In a world of hustle and bustle, and constant connectivity, it is often hard to find a place where one can be at peace with his mind, his body and his soul. Throughout life we all deal with good days and bad, many of us turning to our quiet places on the bad days.

Perhaps it’s to think or cry, or relive a moment in time, but nonetheless we go to a place where we can search for and hopefully find some element of peace. Bowhunting has been my quiet place for as long as I can remember. I always feel at peace with myself and the world when I grab my bow, toss my pack on my back and walk away from my truck. This is where I go to think and to heal. Many times during my life I’ve had to deal with pain, sorrow, death and failure. These are always unwelcome events, but through bowhunting, I have learned to understand and deal with these feelings.
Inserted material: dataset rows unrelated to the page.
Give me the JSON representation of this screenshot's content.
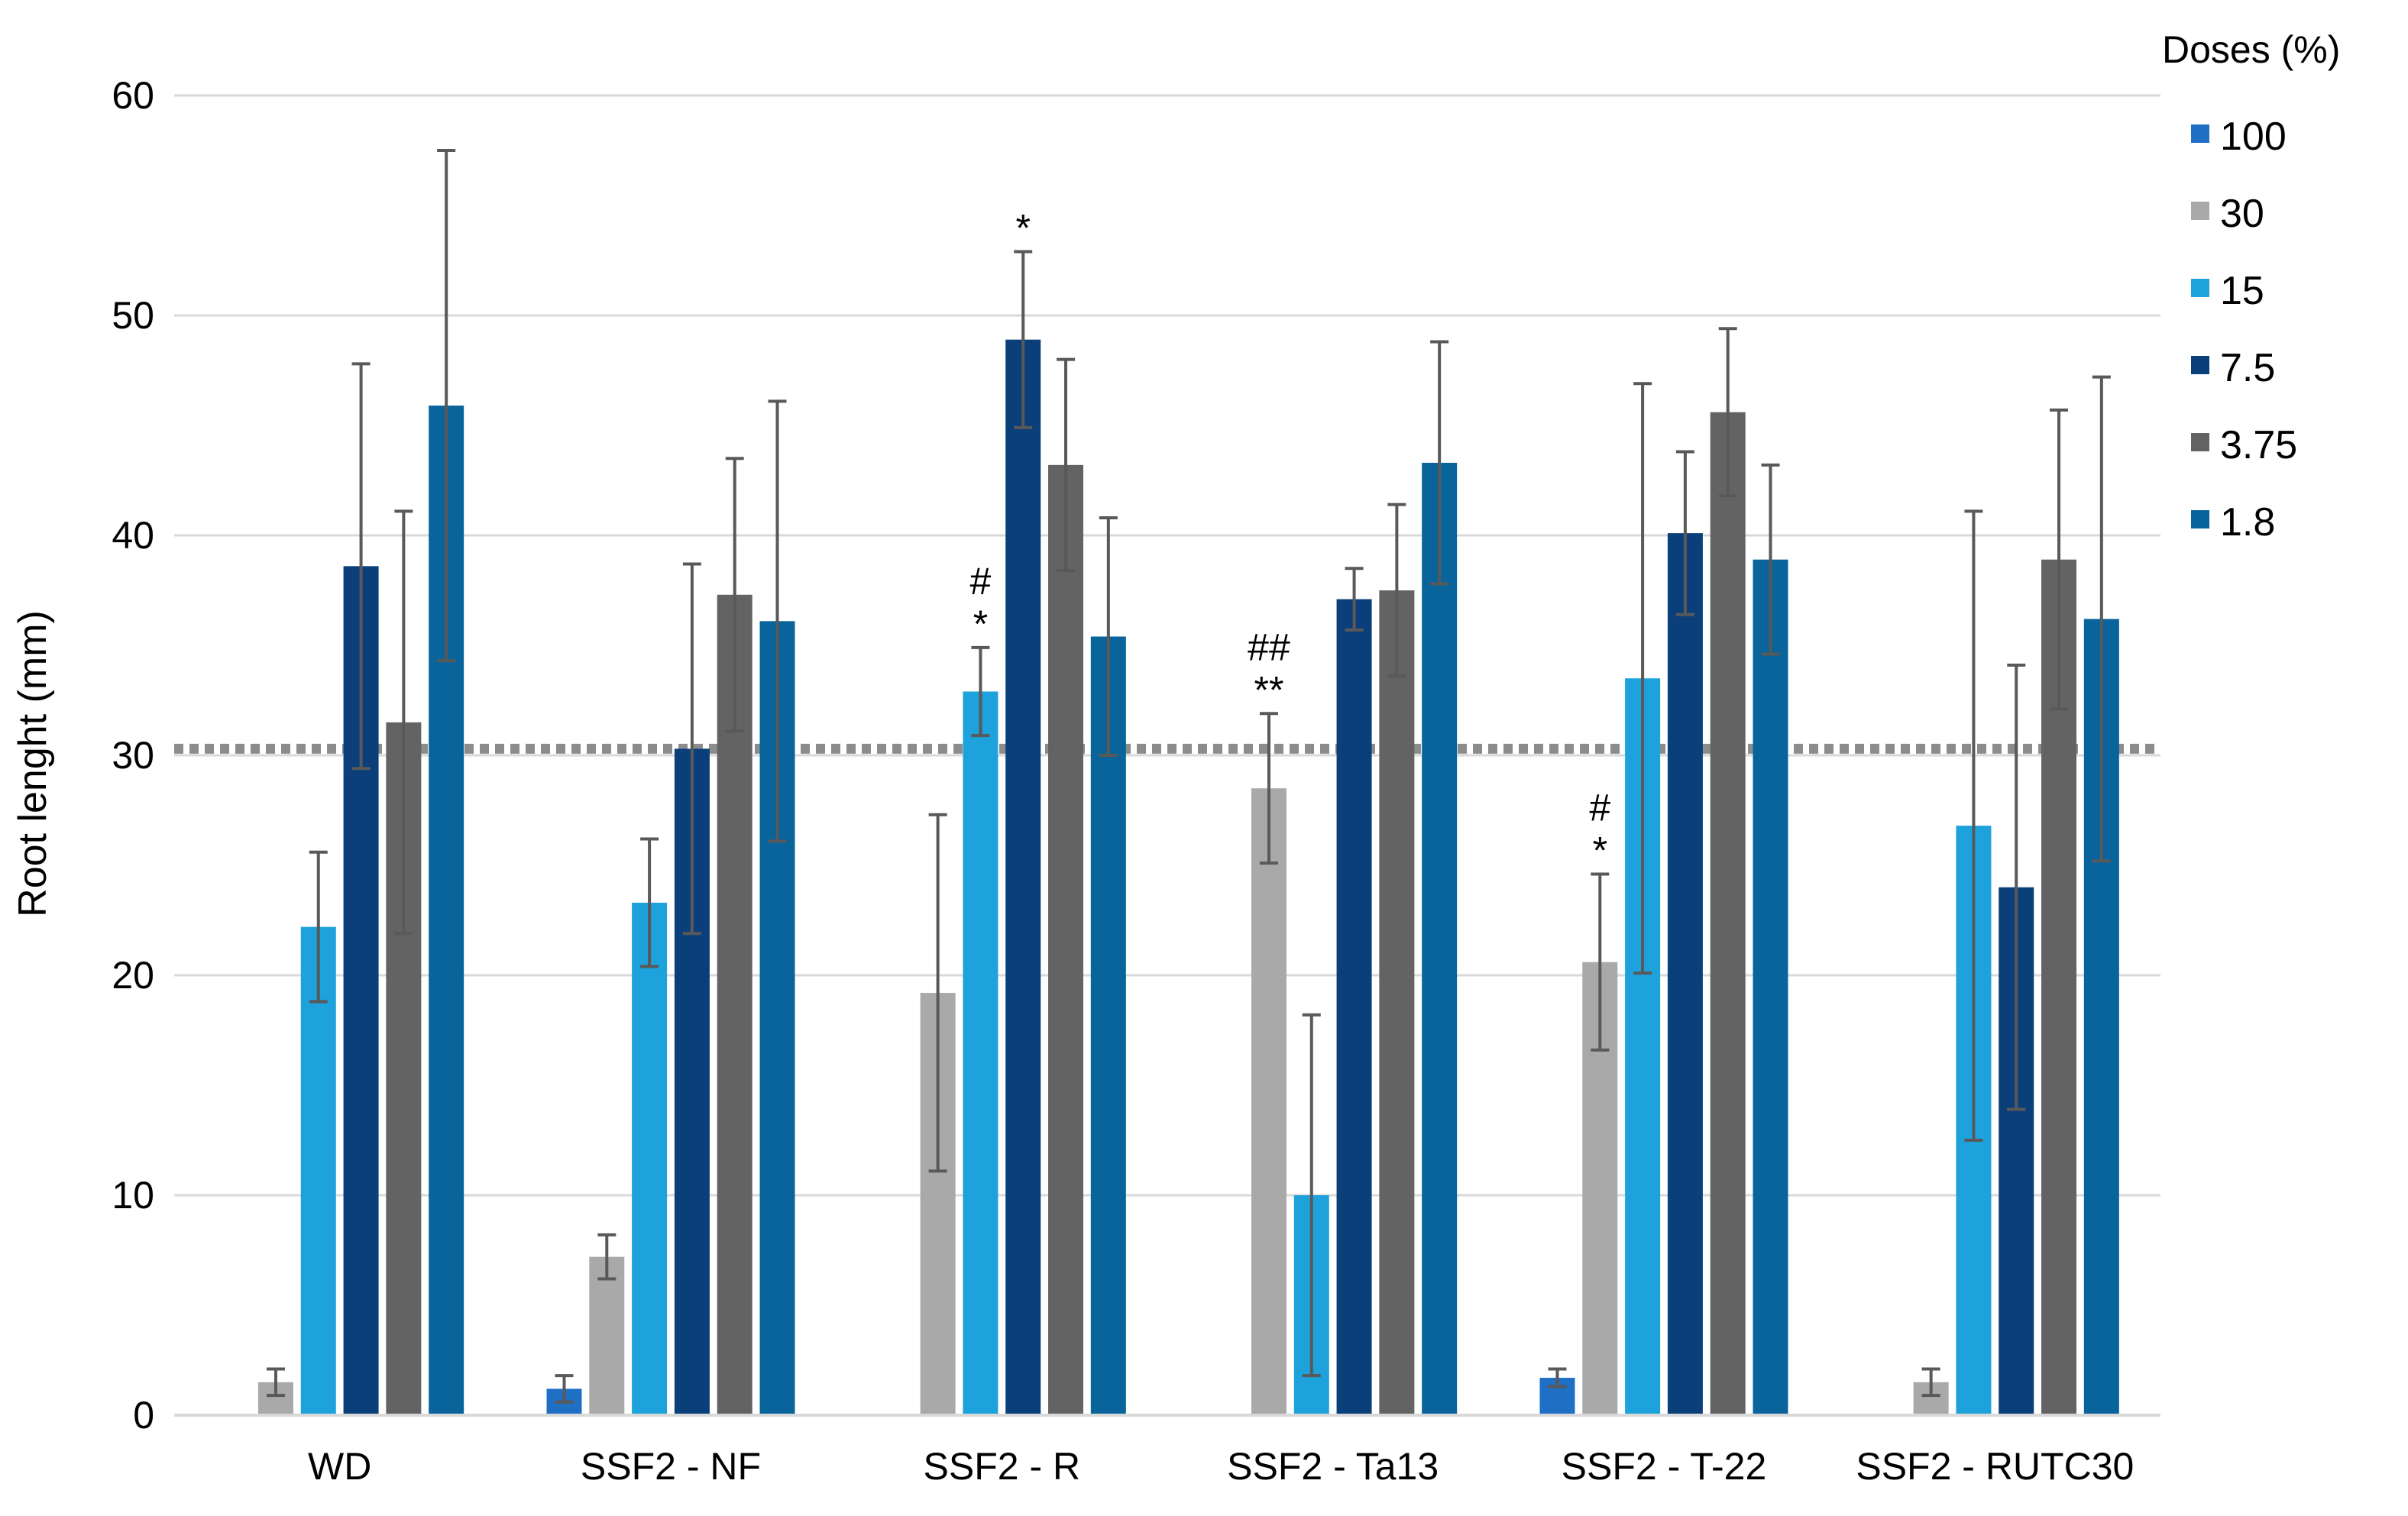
{
  "chart_data": {
    "type": "bar",
    "title": "",
    "xlabel": "",
    "ylabel": "Root lenght (mm)",
    "ylim": [
      0,
      60
    ],
    "yticks": [
      0,
      10,
      20,
      30,
      40,
      50,
      60
    ],
    "grid": true,
    "reference_line": 30.3,
    "legend_title": "Doses (%)",
    "legend_position": "right",
    "categories": [
      "WD",
      "SSF2 - NF",
      "SSF2 - R",
      "SSF2 - Ta13",
      "SSF2 - T-22",
      "SSF2 - RUTC30"
    ],
    "series": [
      {
        "name": "100",
        "color": "#1f6fc5",
        "values": [
          null,
          1.2,
          null,
          null,
          1.7,
          null
        ],
        "errors": [
          null,
          0.6,
          null,
          null,
          0.4,
          null
        ]
      },
      {
        "name": "30",
        "color": "#a9a9a9",
        "values": [
          1.5,
          7.2,
          19.2,
          28.5,
          20.6,
          1.5
        ],
        "errors": [
          0.6,
          1.0,
          8.1,
          3.4,
          4.0,
          0.6
        ]
      },
      {
        "name": "15",
        "color": "#1ea2dc",
        "values": [
          22.2,
          23.3,
          32.9,
          10.0,
          33.5,
          26.8
        ],
        "errors": [
          3.4,
          2.9,
          2.0,
          8.2,
          13.4,
          14.3
        ]
      },
      {
        "name": "7.5",
        "color": "#0b3f7a",
        "values": [
          38.6,
          30.3,
          48.9,
          37.1,
          40.1,
          24.0
        ],
        "errors": [
          9.2,
          8.4,
          4.0,
          1.4,
          3.7,
          10.1
        ]
      },
      {
        "name": "3.75",
        "color": "#636363",
        "values": [
          31.5,
          37.3,
          43.2,
          37.5,
          45.6,
          38.9
        ],
        "errors": [
          9.6,
          6.2,
          4.8,
          3.9,
          3.8,
          6.8
        ]
      },
      {
        "name": "1.8",
        "color": "#08649b",
        "values": [
          45.9,
          36.1,
          35.4,
          43.3,
          38.9,
          36.2
        ],
        "errors": [
          11.6,
          10.0,
          5.4,
          5.5,
          4.3,
          11.0
        ]
      }
    ],
    "annotations": [
      {
        "category": "SSF2 - R",
        "series": "15",
        "lines": [
          "#",
          "*"
        ]
      },
      {
        "category": "SSF2 - R",
        "series": "7.5",
        "lines": [
          "*"
        ]
      },
      {
        "category": "SSF2 - Ta13",
        "series": "30",
        "lines": [
          "##",
          "**"
        ]
      },
      {
        "category": "SSF2 - T-22",
        "series": "30",
        "lines": [
          "#",
          "*"
        ]
      }
    ]
  }
}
I often “lose time” while my bow is in my hand, and in those moments I feel as if nothing is wrong. Happiness, even if just a sliver, can be felt through the cracks of the worst days when I’m in my quiet place.

Find Your True North

If you’re reading this, I sincerely hope that you have the same burning passion and desire for something in your life as I do for bowhunting. Life is short. Too short to not chase our dreams, regardless of the obstacles that may block our path. Is bowhunting superior to other forms of hunting? I’m not qualified to answer that. Does bowhunting make me a superior version of my former self? Without a doubt. Find your True North. It will take you down a similar path.